The result? Different textiles like leather, silk, or spun yarn.

After the Brewed Protein polymer powder is fermented with water, sugar, and specially-designed microbes, it’s refined and processed into a variety of fabrics, such as leather, silk, or spun yarn.

Sustainable and Environmentally-friendly

According to management consultants McKinsey & Company, fashion is one of the most polluting industries in the world—producing around 2.1 billion metric tons of Carbon Dioxide (CO2) every year with 70% of that coming from production. Moreover, manufacturing textiles use large amounts of raw materials and water, which can be detrimental to the environment.

Spiber’s fibers, however, are biodegradable. Predicted to generate just one-fifth of the carbon emissions of animal-based fibers once they are in full-scale production—according to a life cycle analysis conducted by the company—these textiles are more environmentally-friendly and sustainable in nature.

But that isn’t enough for the company. Right now, Spiber uses sugarcane and corn for its fermentation process—which, according to Higashi, are crops that use large volumes of land and divert food resources.
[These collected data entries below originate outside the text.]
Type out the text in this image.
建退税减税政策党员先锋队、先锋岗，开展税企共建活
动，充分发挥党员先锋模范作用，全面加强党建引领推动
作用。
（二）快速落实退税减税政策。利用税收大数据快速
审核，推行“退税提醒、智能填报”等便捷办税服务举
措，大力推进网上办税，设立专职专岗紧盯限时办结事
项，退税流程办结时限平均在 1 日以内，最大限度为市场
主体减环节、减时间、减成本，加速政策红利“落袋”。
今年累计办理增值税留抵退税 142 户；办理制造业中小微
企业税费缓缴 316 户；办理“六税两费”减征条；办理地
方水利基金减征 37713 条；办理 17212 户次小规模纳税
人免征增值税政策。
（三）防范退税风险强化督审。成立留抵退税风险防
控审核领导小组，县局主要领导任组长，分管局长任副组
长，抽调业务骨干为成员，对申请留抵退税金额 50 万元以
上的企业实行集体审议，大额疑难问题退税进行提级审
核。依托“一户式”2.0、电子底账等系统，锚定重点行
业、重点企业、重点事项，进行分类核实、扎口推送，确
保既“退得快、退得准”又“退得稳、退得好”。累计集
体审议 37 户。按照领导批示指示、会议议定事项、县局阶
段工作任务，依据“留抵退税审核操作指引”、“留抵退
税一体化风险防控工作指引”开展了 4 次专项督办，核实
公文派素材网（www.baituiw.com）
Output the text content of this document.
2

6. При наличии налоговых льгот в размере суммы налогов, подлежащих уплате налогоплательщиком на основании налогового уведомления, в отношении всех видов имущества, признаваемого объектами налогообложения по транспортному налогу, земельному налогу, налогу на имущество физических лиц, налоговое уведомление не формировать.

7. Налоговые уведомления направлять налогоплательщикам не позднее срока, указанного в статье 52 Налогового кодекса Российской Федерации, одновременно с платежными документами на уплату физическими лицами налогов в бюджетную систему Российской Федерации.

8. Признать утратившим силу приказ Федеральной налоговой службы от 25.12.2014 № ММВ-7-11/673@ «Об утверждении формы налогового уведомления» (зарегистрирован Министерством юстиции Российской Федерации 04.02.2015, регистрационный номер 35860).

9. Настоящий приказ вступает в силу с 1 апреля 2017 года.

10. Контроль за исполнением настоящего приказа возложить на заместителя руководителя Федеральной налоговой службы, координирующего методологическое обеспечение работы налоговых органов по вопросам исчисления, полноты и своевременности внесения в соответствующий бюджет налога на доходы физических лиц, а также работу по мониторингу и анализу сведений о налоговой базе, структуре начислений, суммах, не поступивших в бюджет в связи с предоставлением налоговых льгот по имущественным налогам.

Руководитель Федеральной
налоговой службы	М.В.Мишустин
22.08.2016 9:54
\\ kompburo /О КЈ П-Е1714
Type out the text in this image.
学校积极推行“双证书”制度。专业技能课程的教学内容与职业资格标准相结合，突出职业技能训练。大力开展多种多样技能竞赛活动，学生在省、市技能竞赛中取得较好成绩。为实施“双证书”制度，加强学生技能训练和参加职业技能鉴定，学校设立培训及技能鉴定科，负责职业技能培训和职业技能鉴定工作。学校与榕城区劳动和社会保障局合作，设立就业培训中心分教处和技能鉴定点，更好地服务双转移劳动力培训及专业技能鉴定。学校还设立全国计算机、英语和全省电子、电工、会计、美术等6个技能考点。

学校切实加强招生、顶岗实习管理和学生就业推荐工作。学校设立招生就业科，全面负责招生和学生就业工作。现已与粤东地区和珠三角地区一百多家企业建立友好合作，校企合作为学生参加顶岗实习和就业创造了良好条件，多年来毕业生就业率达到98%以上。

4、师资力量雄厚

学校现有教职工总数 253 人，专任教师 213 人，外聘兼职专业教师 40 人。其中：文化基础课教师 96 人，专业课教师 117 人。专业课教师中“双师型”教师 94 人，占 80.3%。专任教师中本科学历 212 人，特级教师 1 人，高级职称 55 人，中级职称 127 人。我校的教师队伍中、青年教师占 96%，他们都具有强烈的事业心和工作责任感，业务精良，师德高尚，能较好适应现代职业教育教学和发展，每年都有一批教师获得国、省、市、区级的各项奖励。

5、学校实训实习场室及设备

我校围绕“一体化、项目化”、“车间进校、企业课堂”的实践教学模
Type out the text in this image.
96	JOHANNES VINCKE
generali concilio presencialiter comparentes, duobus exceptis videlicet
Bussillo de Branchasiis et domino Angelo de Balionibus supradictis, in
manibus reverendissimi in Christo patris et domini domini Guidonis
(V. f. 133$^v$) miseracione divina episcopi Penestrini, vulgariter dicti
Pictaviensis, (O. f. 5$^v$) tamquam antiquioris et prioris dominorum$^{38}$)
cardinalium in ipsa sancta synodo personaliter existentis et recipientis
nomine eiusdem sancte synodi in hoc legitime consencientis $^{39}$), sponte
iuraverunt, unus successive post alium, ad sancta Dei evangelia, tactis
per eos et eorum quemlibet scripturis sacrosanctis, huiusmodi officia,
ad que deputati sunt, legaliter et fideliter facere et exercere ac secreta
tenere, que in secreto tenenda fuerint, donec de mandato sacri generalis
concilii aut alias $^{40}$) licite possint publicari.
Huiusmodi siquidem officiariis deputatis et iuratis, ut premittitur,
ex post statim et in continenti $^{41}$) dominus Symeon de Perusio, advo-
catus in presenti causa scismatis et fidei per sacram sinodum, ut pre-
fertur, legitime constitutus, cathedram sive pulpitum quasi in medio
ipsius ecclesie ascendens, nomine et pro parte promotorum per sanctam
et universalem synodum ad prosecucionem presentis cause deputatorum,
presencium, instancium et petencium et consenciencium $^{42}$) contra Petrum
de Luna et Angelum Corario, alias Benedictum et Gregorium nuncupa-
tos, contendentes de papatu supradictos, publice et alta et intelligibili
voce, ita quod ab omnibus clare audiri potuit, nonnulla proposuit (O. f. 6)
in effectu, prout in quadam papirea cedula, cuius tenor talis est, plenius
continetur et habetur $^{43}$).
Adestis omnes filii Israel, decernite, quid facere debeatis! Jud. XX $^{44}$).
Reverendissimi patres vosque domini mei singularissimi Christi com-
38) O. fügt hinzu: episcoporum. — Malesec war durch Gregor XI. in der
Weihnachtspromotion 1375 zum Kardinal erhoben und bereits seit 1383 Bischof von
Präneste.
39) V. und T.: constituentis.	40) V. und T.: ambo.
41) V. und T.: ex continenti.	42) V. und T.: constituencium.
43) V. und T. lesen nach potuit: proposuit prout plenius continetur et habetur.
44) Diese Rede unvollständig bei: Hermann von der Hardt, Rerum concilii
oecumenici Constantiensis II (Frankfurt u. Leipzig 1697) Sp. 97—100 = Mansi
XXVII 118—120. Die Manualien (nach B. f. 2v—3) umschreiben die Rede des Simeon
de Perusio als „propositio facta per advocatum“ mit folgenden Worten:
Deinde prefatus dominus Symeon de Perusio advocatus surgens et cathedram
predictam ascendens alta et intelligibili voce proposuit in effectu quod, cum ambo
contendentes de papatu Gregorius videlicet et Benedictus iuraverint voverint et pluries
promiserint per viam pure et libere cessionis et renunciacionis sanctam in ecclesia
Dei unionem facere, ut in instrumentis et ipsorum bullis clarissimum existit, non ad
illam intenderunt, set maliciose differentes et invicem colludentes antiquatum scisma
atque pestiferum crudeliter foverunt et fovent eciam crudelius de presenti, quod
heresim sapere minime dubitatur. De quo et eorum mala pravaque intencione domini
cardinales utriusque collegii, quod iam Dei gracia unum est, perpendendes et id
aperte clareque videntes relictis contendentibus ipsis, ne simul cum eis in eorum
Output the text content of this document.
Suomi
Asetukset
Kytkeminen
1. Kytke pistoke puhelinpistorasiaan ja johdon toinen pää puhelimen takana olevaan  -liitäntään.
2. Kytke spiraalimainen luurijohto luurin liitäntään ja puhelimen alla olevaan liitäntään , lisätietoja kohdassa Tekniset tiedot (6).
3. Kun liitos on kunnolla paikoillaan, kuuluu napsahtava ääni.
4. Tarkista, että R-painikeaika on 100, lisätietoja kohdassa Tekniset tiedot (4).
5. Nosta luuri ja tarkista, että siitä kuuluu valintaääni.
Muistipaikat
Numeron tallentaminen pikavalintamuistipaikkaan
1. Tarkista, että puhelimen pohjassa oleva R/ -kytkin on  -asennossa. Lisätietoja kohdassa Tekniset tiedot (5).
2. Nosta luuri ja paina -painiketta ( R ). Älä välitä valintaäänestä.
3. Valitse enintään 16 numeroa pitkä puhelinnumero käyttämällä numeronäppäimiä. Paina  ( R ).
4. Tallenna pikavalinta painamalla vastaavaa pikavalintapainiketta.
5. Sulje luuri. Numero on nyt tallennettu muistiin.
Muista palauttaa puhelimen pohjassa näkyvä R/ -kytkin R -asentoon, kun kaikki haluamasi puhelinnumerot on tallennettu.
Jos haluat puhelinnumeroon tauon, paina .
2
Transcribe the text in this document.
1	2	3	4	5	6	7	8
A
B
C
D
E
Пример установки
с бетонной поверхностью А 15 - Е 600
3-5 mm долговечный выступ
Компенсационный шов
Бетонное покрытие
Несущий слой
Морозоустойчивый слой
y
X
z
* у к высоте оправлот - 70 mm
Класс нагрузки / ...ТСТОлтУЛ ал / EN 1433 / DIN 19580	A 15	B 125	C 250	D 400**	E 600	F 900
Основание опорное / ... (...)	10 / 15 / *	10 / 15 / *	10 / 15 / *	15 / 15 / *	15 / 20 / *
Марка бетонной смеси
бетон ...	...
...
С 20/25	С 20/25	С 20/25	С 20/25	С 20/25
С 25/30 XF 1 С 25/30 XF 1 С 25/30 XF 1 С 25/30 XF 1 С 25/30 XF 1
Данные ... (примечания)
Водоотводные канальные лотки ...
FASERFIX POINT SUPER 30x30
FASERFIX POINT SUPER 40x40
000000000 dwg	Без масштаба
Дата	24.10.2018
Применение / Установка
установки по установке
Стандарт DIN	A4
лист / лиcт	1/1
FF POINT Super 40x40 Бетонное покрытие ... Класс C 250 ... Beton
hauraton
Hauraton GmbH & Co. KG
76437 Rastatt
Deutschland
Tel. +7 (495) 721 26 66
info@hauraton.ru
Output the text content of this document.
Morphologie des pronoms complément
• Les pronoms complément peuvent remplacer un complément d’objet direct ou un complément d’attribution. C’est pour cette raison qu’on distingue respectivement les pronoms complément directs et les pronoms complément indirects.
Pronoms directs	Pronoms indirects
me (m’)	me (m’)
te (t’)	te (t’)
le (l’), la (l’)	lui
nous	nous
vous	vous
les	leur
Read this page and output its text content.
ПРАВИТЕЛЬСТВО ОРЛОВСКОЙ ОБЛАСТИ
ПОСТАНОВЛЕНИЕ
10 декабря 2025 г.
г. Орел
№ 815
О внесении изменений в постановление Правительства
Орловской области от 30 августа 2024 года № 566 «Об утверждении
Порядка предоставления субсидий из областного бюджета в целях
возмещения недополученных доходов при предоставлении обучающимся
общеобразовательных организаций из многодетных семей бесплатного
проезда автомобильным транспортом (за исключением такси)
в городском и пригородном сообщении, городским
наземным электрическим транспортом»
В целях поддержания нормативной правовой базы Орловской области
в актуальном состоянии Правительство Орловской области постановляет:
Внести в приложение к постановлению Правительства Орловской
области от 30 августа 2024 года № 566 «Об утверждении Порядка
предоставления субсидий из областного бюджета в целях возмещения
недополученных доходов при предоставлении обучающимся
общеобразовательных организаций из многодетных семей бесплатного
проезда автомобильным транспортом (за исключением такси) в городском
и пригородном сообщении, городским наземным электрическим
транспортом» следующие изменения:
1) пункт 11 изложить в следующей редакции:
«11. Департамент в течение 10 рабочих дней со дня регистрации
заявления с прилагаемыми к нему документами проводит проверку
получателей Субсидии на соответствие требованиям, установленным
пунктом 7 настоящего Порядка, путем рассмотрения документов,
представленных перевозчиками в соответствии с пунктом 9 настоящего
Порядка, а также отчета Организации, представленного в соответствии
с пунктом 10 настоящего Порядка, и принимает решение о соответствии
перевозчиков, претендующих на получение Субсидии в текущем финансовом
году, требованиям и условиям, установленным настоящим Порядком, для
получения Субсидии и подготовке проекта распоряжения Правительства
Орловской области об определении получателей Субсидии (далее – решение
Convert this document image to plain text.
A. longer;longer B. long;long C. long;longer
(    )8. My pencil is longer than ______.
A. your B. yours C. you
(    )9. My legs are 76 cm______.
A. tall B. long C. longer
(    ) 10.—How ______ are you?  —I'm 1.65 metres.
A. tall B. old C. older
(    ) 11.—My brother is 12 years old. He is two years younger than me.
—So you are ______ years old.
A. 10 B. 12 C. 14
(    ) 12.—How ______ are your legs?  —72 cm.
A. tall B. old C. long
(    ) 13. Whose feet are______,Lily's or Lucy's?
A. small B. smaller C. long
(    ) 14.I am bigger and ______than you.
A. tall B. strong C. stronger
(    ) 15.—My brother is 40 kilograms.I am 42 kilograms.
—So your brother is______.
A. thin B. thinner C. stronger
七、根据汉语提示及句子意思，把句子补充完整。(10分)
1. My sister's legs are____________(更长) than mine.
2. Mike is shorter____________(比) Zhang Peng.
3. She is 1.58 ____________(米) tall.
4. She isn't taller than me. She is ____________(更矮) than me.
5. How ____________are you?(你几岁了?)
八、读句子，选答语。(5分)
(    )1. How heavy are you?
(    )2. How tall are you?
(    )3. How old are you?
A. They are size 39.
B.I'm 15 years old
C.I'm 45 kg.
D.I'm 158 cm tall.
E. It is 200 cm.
Thus, in a move to further reduce its environmental impact, Spiber is developing a process called “biosphere circulation,” where discarded garments (made from natural materials like cotton) will be converted into the sugars needed for fermentation.

Since around 40 million metric tons of textile waste is produced every year—with most of this going to landfills or incinerators—reusing these textiles could create a more sustainable alternative, says Higashi.

Spiber uses robotics in its factory to produce its spider silk-inspired fiber.

Going Global

Spiber’s threads have traveled far, as it has collaborated with many known brands and designers. Aside from its collaboration with The North Face Japan and streetwear brand Sacai for a limited-edition T-shirt range, Spiber’s Brewed Protein has been used by Japanese designer Yuima Nakazato for some of his works—including a collection that was showcased at Paris Fashion Week Haute Couture, which featured a blue, shiny textile made from Brewed Protein fibers and silk.

Through finance firms, Carlyle and Mitsubishi UFJ Morgan Stanley Securities, as well as grants from government organizations and startup development funds, Spiber has raised around ¥100 billion (around PHP 41.018 billion). Through these funds, the company can expand beyond its pilot plant in Yamagata by opening a small plant in Thailand sometime this year and a larger facility in the US in partnership with food processing multinational Archer Daniels Midland Company next year.

This, according to Higashi, will allow Spiber to produce thousands of tons of Brewed Protein by the end of 2023. Likewise, this will help bring down the price of Brewed Protein and allow Spiber to expand beyond the high-end market.

“We have the means to create solutions to enable [a] more circular fashion,” says Higashi. “It’s our mission to bring those solutions to the world.”